MUKAH: Although the Ramadan bazaar is not allowed, some traders here have taken the initiative to open stalls in front of their houses after being given the green light by the Dalat and Mukah District Council (MDDM) and the Divisional Disaster Management Committee.
Suara Sarawak found that the traders were adhering to all the standard operating procedures (SOPs).
In fact, the Health Department and the police are also monitoring. Traders begin to operate at 2.30pm daily.
Salim Bakar, 56, owner of the D’redz Kitchen stall in Kampung Tellian Laut, said this was the first time he was doing business in his front yard during Ramadan.
“Due to Covid-19, the Ramadan bazaar in Mukah was closed and we were allowed to operate in front of our houses.

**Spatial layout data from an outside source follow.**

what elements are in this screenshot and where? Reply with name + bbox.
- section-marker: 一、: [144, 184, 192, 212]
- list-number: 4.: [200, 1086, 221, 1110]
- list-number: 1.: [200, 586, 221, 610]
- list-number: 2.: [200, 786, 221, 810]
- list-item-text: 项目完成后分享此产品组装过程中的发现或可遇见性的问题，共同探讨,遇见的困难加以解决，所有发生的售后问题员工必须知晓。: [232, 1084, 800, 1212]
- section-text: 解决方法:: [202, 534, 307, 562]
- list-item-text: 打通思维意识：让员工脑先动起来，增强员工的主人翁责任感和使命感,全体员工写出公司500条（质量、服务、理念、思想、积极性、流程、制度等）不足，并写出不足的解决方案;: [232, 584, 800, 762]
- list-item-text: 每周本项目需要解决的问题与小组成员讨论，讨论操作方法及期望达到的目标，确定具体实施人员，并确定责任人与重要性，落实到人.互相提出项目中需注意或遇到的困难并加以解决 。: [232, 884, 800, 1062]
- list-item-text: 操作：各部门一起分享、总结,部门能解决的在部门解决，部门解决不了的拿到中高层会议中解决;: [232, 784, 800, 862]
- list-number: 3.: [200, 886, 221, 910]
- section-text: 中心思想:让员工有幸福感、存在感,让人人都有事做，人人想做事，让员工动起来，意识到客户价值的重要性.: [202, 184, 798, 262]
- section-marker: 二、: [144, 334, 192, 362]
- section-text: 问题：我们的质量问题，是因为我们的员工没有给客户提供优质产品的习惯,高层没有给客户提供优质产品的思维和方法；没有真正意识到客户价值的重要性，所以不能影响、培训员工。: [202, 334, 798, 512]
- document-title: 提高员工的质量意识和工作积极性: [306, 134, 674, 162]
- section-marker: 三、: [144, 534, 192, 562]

“I hope customers respect the fasting month and adhere to the SOPs given by the government such as staying vigilant when buying food as well as scanning the MySejahtera barcode and body temperature before going in to purchase food at my stall,” he said.
Salim was thankful that many people came to buy food at his stall. He sells various types of drinks, rice, grilled chicken and cakes.
Hanesa Bani, 37, was also relieved that many customers bought the delicacies at her stall.
“On the first day alone, many people came to buy and almost all the kuih-muih at my stall were sold out.
“Maybe because the Ramadan bazaar was not open. My friends also saw posts that I shared on Facebook. Some made early bookings and would pick up the food later on,” she added.
Nor Shafiqah Mohd Hamid, 26, said she did not have enough people to serve the customers who bought the Roti John and drinks at her stall.
“This is the first time we have a stall in front of the house after the movement control order period.
“Of course, we will sell more drinks as almost every customer buys drinks at our stall. We sell different kind of drinks every day,” she added.
Nor Shafiqah also hopes that Roti John and the drinks she sell will satisfy the tastes of customers around Mukah during this Ramadan month.
Not many traders sell food or drinks in front of their houses on the first day of Ramadan, but the number of traders increased on the second day onwards.
Many traders also use social media to promote the food and drinks they sell and are grateful for the extra income they make during Ramadan.